After excluding sequence reads shorter than 50 nucleotides, homology searches were performed using Magic-BLAST (https://ncbi.github.io/magicblast/)50. We extracted only sequence reads that had both an appropriate viral sequence length (40, 50, 60, and 70 nucleotides for HTLV-1, BLV, HIV-1, and SIV, respectively) and high homology with the host genome sequence (≥95% match score). Viral integration sites were positioned in the Homo sapiens (Homo sapiens GRCh38.p12), Bos taurus (Bos taurus ARS-UCD1.2), or Macaca fascicularis (Macaca_fascicularis_5.0) reference genomes. On- and off-targets in the Ldlr-mLO-4 and Ldlr-mLO-5 knock-in mice were identified by homology searches with the mouse reference genome (Mus musculus GRCm38.p6).
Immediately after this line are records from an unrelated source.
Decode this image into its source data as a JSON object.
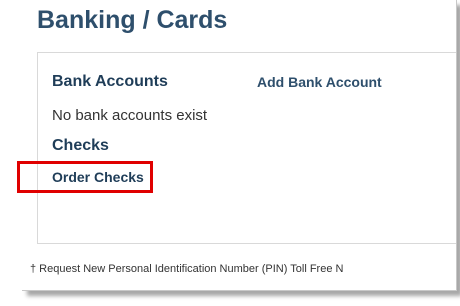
{
  "page": {
    "title": "Banking / Cards"
  },
  "bank_accounts": {
    "heading": "Bank Accounts",
    "add_link": "Add Bank Account",
    "empty_message": "No bank accounts exist"
  },
  "checks": {
    "heading": "Checks",
    "order_link": "Order Checks",
    "highlight_color": "#e00000"
  },
  "footnote": {
    "text": "† Request New Personal Identification Number (PIN) Toll Free N"
  }
}
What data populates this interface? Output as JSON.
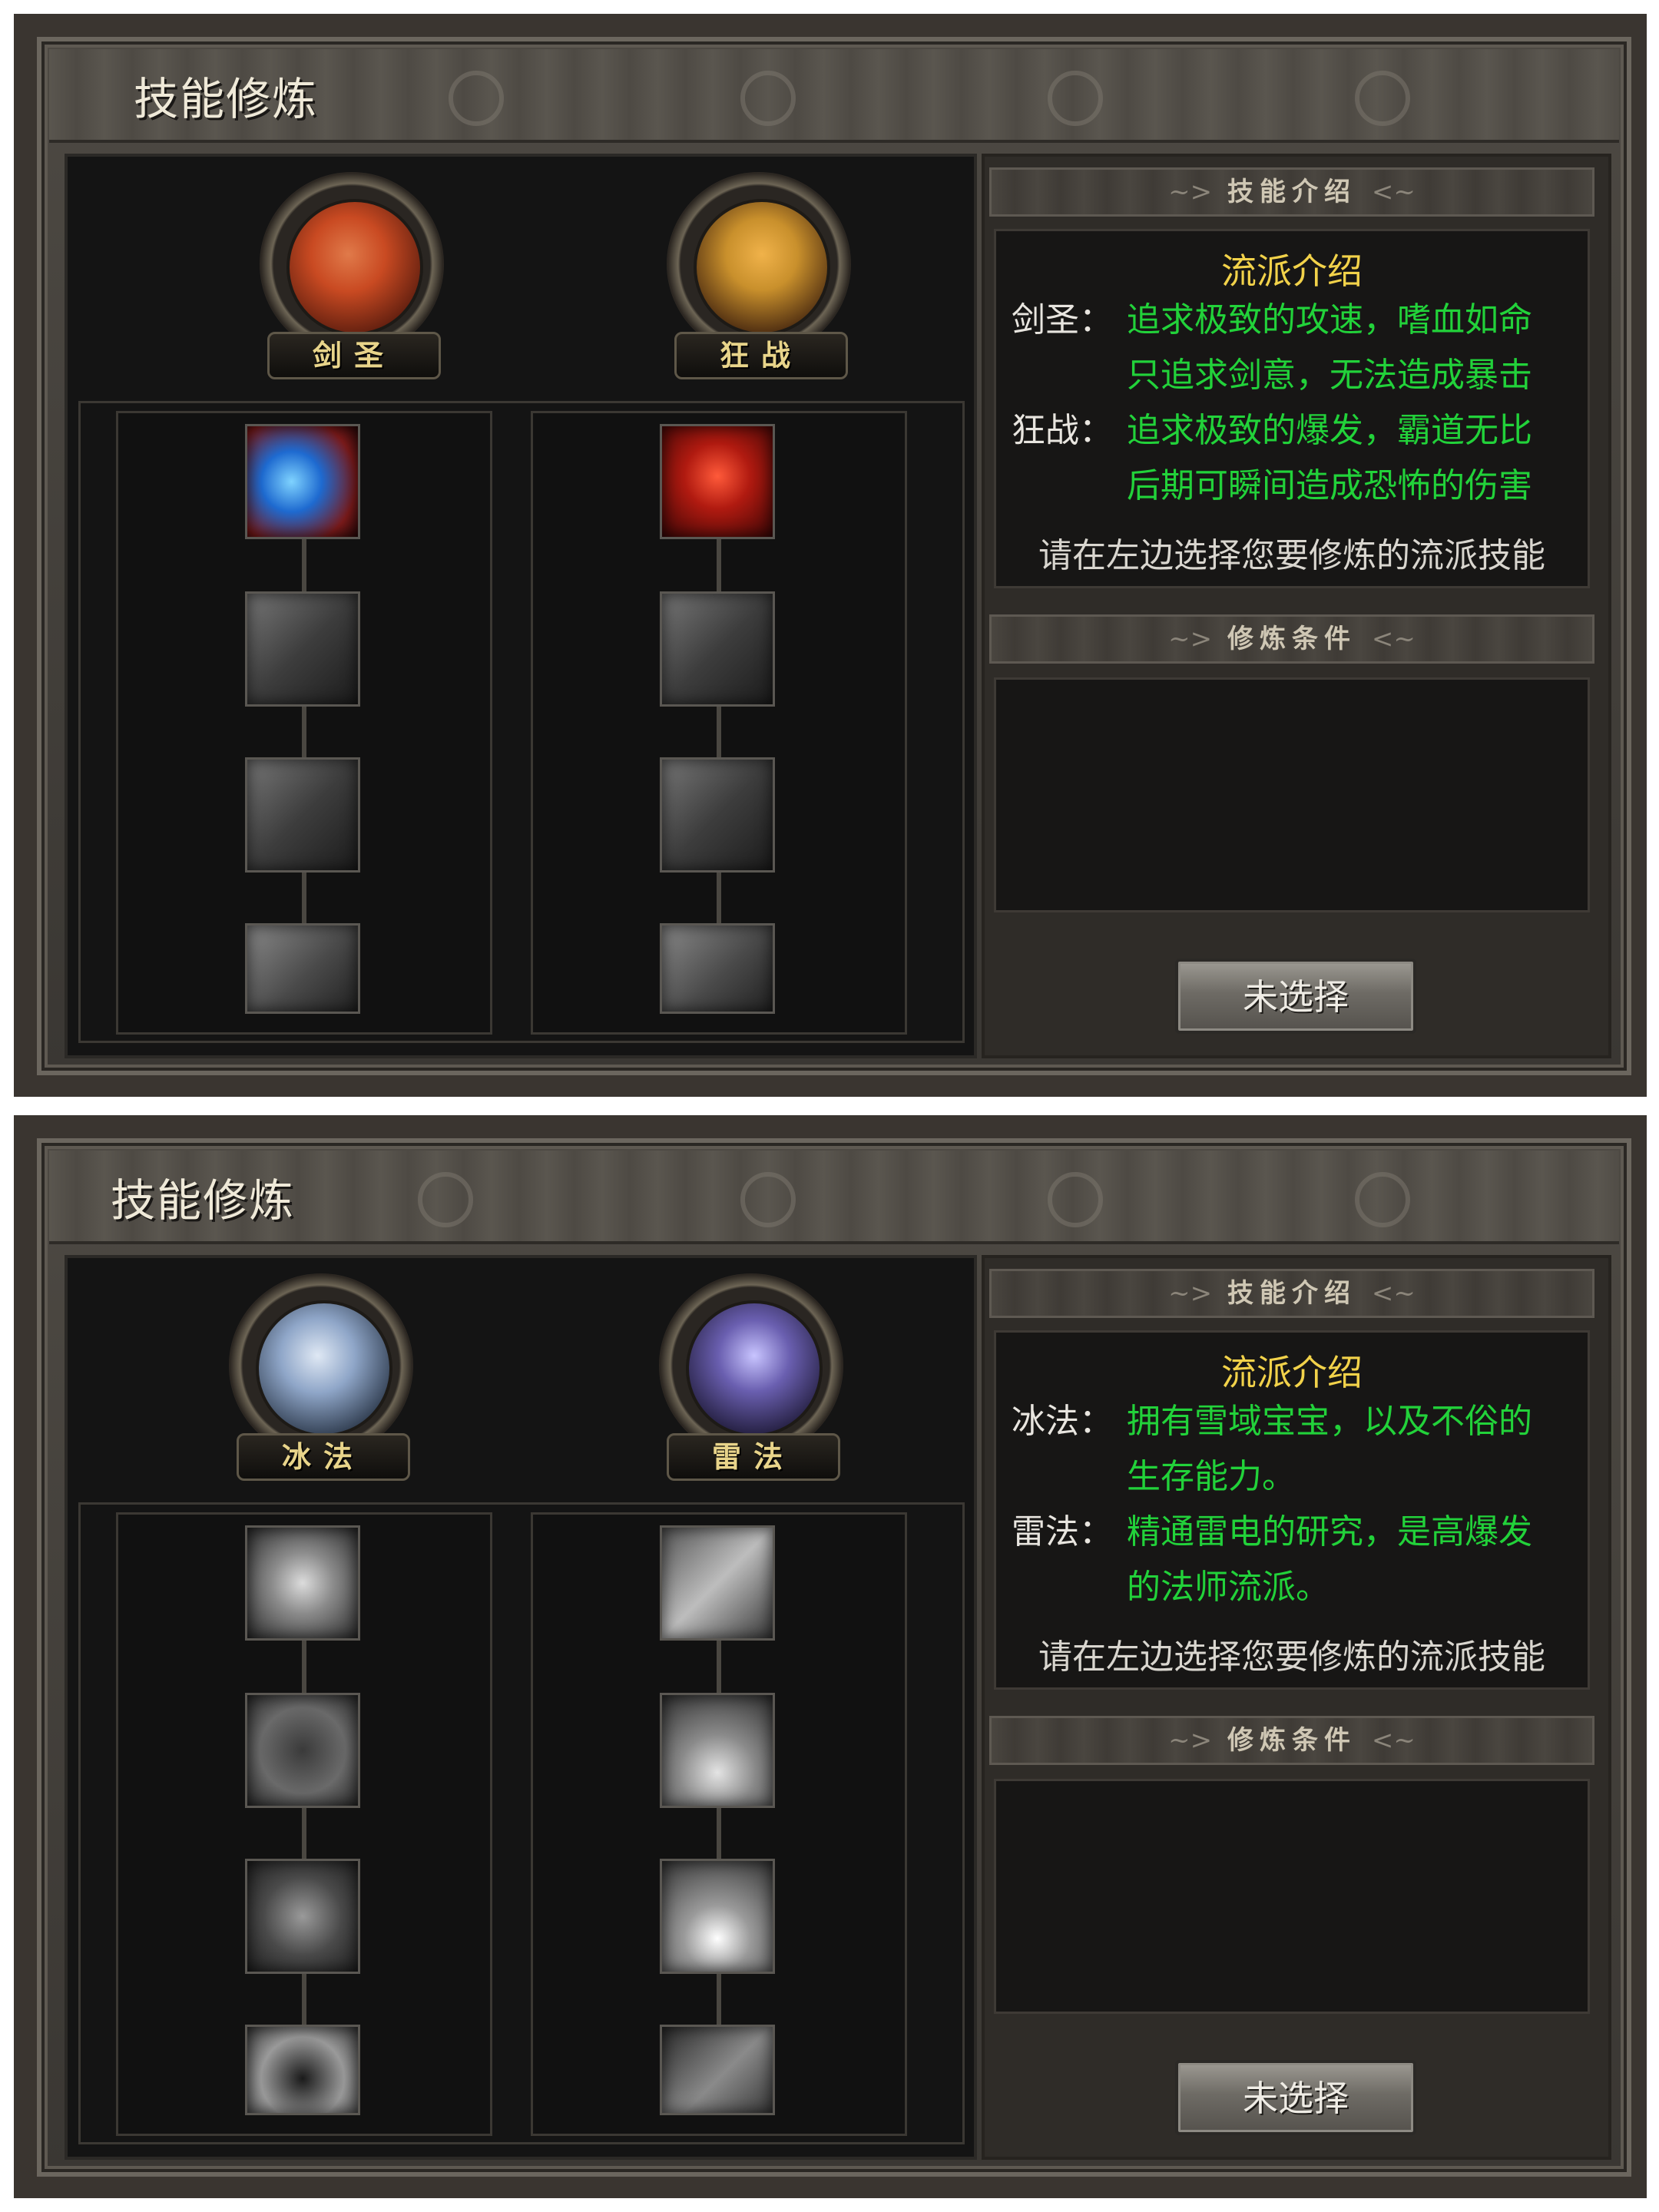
{
  "panels": [
    {
      "title": "技能修炼",
      "classes": [
        {
          "name": "剑圣",
          "face_colors": [
            "#c94a22",
            "#3a1a10"
          ]
        },
        {
          "name": "狂战",
          "face_colors": [
            "#c9902c",
            "#3a2510"
          ]
        }
      ],
      "skill_intro_header": "技能介绍",
      "intro_title": "流派介绍",
      "descriptions": [
        {
          "label": "剑圣：",
          "line1": "追求极致的攻速，嗜血如命",
          "line2": "只追求剑意，无法造成暴击"
        },
        {
          "label": "狂战：",
          "line1": "追求极致的爆发，霸道无比",
          "line2": "后期可瞬间造成恐怖的伤害"
        }
      ],
      "prompt": "请在左边选择您要修炼的流派技能",
      "conditions_header": "修炼条件",
      "button_label": "未选择",
      "left_skills": [
        "blade-wave-icon",
        "sword-icon",
        "sword-icon",
        "slash-icon"
      ],
      "right_skills": [
        "rage-face-icon",
        "sword-icon",
        "sword-icon",
        "warrior-silhouette-icon"
      ]
    },
    {
      "title": "技能修炼",
      "classes": [
        {
          "name": "冰法",
          "face_colors": [
            "#8fa6c8",
            "#1f2a3a"
          ]
        },
        {
          "name": "雷法",
          "face_colors": [
            "#6a5fb0",
            "#1a1630"
          ]
        }
      ],
      "skill_intro_header": "技能介绍",
      "intro_title": "流派介绍",
      "descriptions": [
        {
          "label": "冰法：",
          "line1": "拥有雪域宝宝，以及不俗的",
          "line2": "生存能力。"
        },
        {
          "label": "雷法：",
          "line1": "精通雷电的研究，是高爆发",
          "line2": "的法师流派。"
        }
      ],
      "prompt": "请在左边选择您要修炼的流派技能",
      "conditions_header": "修炼条件",
      "button_label": "未选择",
      "left_skills": [
        "shield-icon",
        "horned-helmet-icon",
        "demon-mask-icon",
        "palm-icon"
      ],
      "right_skills": [
        "crossed-blades-icon",
        "ice-spikes-icon",
        "lightning-storm-icon",
        "lightning-bolt-icon"
      ]
    }
  ],
  "colors": {
    "green_text": "#22d23a",
    "gold_title": "#f2d24a"
  }
}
Statistics and reproducibility

Kruskal–Wallis tests followed by Dunn’s post-hoc tests were used for comparison among the three groups (AC, HAM/TSP, and ATL) and for comparison among the another three groups (ATL subtypes excluding lymphoma subtype). Receiver operating characteristic (ROC) curve analysis was performed to assess the ability of the HTLV-1 proviral load and clonality value to distinguish between ATL patients and non-ATL HTLV-1-infected individuals (AC and HAM/TSP). Statistical analyses and graph construction were performed using GraphPad Prism 7 (GraphPad Software, Inc., San Diego, CA, USA). Samples sizes and definitions of replicates are reported in the figure legends.

Longitudinal analysis

Clinical samples used for this analysis are shown in Supplementary Data 4. Clonality value (Cv) and proviral load (PVL) were measured using a DNA sample of each time point before ATL onset. The concentration of soluble interleukin-2 receptor (sIL-2R) in serum was determined by chemiluminescent enzyme immunoassay (Fujirebio, Tokyo, Japan). ROC analysis was performed to examine abilities of Cv, PVL, and sIL-2R to distinguish between ATL progressors and non-progressors. Cut-off values for assessing the risk of ATL development were determined using ROC analysis. In this regard, the cut-off values showing a 95% or higher specificity with the highest sensitivity were adopted to distinguish between the ATL high-risk and medium-risk groups. Also, the cut-off values showing a sensitivity of 80% or higher with the highest specificity were adopted to distinguish between the ATL low-risk and medium-risk groups.